Ils ajoutent que la délimitation entre leur parcelle et les parcelles contigües appartenant aux consorts [K] est établie au cadastre et apparaît sur les documents d’urbanisme.
Mme [J] et M. [E] mettent en avant que ni le bail rural datant de 1990 ni l’acte d’achat des parcelles par les parents de M. [K], produits en défense, ne vise la parcelle cadastrée section [Cadastre 7], ce qui démontre que cette parcelle n’était pas comprise dans leur exploitation.
Les demandeurs soulignent également que les allégations du défendeur sur une exploitation continue de la parcelle litigieuse depuis plus de trente ans sont en contradiction avec les déclarations de leur vendeur à l’acte de vente du 10 février 2023, celui-ci ayant affirmé que les parcelles vendues étaient libres de toute occupation et qu’il n’a jamais eu connaissance d’une exploitation de ses parcelles.
M. [K] s’oppose aux demandes de Mme [J] et M. [E] au motif qu’en l’absence de délimitation entre les parcelles appartenant aux consorts [K] et la parcelle [Cadastre 7], il n’est pas démontré qu’il occupe réellement ladite parcelle.
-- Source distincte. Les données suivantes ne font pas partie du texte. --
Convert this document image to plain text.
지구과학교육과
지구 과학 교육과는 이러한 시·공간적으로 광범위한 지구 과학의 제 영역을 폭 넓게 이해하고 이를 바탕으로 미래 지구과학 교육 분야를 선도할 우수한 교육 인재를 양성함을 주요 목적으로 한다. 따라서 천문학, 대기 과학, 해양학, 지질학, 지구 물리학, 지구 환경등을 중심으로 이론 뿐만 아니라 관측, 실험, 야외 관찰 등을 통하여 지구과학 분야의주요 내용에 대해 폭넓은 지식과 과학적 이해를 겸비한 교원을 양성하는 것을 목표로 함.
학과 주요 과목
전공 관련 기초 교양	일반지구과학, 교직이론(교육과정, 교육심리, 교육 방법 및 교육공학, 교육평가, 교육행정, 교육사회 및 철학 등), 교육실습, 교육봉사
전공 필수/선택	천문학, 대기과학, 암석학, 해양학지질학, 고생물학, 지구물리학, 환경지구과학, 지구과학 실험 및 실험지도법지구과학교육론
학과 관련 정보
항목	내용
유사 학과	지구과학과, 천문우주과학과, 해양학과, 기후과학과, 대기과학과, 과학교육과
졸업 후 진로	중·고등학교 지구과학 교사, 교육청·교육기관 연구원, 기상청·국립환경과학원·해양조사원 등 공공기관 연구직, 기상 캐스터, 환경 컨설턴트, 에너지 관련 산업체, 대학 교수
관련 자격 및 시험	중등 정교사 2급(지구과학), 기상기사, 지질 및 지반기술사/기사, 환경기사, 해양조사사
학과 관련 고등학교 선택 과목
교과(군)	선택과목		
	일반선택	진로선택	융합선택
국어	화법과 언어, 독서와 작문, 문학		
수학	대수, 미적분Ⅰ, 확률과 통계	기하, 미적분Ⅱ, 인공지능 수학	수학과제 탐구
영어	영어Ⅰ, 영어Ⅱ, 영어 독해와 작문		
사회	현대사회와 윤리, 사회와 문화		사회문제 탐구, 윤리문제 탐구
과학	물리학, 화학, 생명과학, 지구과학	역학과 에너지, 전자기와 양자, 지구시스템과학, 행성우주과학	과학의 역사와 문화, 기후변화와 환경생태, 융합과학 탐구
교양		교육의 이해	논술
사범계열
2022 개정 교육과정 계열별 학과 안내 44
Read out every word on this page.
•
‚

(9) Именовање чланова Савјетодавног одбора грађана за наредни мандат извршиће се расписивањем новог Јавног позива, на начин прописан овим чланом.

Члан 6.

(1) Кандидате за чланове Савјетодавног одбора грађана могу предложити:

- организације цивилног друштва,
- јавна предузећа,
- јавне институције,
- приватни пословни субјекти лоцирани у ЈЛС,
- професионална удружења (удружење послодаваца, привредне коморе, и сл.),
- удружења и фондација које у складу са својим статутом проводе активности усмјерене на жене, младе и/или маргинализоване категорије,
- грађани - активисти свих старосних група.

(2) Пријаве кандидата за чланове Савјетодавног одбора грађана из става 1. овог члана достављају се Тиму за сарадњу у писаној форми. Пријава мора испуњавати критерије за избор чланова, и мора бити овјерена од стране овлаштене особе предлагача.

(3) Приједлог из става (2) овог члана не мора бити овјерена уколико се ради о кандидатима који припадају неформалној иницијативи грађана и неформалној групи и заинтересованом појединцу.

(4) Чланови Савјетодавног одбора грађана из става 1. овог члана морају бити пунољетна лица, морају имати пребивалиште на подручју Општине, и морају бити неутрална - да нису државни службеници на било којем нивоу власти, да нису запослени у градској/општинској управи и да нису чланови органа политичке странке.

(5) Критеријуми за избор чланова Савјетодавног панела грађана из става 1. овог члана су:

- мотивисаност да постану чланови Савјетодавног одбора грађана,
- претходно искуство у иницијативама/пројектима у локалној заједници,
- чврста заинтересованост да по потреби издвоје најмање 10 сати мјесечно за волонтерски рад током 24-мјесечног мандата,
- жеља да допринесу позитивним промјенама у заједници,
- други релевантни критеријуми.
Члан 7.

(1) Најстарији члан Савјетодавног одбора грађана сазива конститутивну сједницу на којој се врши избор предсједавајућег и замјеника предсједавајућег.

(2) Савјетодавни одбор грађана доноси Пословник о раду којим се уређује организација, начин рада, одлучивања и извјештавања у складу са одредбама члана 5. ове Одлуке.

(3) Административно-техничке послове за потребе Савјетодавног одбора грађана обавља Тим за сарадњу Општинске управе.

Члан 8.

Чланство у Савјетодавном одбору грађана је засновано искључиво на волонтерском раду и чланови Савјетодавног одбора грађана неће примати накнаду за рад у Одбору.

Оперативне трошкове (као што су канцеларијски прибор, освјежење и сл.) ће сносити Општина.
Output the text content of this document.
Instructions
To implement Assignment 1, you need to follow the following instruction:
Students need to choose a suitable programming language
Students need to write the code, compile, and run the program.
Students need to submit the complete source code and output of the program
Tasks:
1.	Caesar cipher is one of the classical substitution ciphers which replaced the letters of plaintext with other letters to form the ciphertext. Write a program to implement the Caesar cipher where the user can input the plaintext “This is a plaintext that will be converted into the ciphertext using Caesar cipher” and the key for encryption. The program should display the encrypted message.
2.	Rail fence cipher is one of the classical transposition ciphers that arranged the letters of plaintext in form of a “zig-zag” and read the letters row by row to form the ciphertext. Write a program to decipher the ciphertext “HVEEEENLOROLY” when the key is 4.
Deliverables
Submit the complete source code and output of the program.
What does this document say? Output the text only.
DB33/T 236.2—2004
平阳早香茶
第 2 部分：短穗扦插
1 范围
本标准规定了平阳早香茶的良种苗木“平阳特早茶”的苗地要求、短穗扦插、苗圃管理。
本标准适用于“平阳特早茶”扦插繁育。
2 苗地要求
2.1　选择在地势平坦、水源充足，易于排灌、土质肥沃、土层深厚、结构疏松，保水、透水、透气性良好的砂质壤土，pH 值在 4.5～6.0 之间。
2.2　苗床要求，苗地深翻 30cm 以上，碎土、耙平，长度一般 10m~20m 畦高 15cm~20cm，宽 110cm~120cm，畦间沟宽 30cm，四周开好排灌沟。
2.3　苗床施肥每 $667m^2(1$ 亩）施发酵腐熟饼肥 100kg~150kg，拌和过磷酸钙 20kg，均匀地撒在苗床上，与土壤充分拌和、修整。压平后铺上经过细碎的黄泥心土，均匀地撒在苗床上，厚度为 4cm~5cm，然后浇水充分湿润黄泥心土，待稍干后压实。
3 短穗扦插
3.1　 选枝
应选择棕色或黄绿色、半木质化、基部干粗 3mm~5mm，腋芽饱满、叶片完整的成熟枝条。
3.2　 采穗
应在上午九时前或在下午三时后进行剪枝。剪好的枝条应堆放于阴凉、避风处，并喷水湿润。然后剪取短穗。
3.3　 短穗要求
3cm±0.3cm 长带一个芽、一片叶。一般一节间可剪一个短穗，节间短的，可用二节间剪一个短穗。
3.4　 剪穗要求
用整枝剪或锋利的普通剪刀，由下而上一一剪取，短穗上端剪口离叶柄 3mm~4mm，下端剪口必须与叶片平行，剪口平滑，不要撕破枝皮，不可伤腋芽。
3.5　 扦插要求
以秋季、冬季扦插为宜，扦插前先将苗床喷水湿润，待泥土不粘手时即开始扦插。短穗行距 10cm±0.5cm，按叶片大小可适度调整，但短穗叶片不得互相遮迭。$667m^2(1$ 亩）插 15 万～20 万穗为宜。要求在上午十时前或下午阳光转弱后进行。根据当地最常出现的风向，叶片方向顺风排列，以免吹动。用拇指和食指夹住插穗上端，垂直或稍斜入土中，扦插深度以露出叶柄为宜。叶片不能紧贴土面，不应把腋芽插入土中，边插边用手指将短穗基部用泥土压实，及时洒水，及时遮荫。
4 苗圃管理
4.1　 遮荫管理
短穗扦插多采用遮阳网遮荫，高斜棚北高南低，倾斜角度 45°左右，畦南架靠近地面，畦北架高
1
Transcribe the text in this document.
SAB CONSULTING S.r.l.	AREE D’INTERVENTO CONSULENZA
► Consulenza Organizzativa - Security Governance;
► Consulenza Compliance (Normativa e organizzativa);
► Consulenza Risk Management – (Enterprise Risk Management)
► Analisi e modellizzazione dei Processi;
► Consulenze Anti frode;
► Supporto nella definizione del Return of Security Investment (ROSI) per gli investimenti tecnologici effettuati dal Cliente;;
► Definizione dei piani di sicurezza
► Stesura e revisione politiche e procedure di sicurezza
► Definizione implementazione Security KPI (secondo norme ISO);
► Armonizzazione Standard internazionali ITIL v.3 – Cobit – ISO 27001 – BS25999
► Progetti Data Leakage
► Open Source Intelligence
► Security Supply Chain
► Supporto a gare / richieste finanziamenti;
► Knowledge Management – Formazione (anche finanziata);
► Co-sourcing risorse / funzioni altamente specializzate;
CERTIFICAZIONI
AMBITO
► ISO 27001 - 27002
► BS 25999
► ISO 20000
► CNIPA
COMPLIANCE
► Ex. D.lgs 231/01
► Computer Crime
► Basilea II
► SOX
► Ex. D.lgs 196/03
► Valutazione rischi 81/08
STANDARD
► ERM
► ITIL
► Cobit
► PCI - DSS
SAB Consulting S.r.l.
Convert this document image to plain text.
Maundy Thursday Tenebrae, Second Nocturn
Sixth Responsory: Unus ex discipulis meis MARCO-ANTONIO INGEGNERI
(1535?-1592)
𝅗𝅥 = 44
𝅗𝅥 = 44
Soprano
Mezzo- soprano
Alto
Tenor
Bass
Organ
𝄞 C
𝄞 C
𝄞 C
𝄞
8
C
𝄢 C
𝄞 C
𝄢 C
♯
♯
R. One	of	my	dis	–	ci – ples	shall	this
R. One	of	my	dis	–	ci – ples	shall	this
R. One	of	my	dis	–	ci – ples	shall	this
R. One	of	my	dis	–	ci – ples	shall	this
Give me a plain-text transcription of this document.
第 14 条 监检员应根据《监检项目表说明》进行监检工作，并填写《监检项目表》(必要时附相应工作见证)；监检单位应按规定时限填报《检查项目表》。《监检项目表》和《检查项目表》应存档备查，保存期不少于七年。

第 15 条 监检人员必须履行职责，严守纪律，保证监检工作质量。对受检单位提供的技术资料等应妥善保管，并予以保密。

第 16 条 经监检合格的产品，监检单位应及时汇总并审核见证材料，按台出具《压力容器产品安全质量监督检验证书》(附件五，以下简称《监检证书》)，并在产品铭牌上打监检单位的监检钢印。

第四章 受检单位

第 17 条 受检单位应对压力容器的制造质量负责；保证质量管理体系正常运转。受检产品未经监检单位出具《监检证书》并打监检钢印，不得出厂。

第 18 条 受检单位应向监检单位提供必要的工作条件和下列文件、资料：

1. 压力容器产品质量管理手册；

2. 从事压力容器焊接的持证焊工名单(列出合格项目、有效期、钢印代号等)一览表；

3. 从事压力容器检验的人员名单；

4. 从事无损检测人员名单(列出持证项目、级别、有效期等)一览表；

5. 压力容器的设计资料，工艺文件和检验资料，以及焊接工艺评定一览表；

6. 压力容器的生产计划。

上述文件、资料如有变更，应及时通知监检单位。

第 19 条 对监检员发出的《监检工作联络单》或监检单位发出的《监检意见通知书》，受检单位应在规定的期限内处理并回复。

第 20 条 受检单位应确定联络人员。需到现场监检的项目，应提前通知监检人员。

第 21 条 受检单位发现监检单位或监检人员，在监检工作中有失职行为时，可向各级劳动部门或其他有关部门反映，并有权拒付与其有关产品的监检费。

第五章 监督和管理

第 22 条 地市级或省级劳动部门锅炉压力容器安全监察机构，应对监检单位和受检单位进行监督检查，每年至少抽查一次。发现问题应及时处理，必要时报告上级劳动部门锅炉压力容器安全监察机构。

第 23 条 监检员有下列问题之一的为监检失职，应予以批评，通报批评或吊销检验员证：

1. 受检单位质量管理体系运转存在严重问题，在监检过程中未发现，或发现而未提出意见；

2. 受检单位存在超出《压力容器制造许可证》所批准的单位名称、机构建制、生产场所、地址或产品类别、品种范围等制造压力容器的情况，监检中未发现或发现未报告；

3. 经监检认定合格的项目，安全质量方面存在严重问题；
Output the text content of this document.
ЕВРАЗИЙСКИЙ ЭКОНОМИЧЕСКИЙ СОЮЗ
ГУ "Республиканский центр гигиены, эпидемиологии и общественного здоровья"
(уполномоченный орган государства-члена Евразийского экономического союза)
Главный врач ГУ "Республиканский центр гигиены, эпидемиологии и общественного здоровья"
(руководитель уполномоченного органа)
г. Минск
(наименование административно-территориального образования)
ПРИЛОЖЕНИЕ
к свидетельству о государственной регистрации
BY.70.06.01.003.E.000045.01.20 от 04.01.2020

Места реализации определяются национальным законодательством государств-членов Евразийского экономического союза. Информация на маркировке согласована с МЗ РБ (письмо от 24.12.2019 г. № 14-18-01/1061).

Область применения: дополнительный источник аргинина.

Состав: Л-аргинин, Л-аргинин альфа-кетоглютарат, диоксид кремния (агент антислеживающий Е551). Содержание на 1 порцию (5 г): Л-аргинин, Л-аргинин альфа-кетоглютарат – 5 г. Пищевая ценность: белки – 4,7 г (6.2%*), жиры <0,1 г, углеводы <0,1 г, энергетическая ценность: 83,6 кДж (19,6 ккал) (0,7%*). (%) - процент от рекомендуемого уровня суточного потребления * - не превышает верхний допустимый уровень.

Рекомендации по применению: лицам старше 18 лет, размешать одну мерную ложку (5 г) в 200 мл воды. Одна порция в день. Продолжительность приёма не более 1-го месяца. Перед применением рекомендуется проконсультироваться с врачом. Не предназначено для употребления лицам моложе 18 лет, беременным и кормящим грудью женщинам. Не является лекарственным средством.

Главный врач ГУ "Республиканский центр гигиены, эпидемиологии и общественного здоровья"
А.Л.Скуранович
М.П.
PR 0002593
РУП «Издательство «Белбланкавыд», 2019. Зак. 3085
Il ressort des débats et des pièces versées aux débats qu’il n’existe pas de plan de bornage entre la parcelle litigieuse et les parcelles contigües appartenant aux consorts [K].
Or, il convient de rappeler que seul un bornage, amiable ou judiciaire, peut établir les délimitations d’un terrain en cas de contestation.
Les plans cadastraux et les plans d’urbanisme ne valent nullement reconnaissance juridique de la délimitation des terrains.
Il apparaît ainsi nécessaire qu’avant toute décision relative au droit de propriété sur la parcelle litigieuse, un bornage soit réalisé afin de déterminer de façon incontestable les limites de propriété de chacun et, le cas échéant, l’étendue de l’occupation alléguée contre le défendeur.
Aussi, Mme [J] et M. [E] sont invités à mieux se pourvoir et leurs demandes seront rejetées.
A titre superfétatoire, il sera rappelé qu’il n’appartient pas au juge des référés de reconnaître au défendeur un droit de propriété découlant d’une éventuelle prescription acquisitive, d’autant qu’en l’espèce, il existe des contestations sérieuses faisant obstacle à une telle reconnaissance.
Sur les dépens :
Mme [J] et M. [E], qui succombent à l’instance, seront condamnés solidairement aux dépens en vertu des dispositions de l’article 696 du code de procédure civile.
Sur les frais irrépétibles :
L’équité ne commande pas l’application des dispositions de l’article 700 du code de procédure civile.
PAR CES MOTIFS :
Nous, Myriam BENDAOUD, Présidente du Tribunal Judiciaire de SAINT BRIEUC, juge des référés, statuant publiquement, par ordonnance contradictoire rendue par voie de mise à disposition au greffe, en premier ressort, et exécutoire à titre provisoire,
DEBOUTONS Mme [M] [J] et M. [C] [E] de l’ensemble de leurs demandes ;
CONDAMNONS solidairement Mme [M] [J] et M. [C] [E], parties succombantes, aux entiers dépens ;
DISONS n’y avoir lieu à l’application des dispositions de l’article 700 du code de procédure civile ;
RAPPELONS que les ordonnances de référé sont exécutoires, par provision, de plein droit ;
DEBOUTONS les parties de leurs plus amples demandes ou contraires.
Ainsi jugé au palais de justice de Saint-Brieuc, le 2 octobre 2025.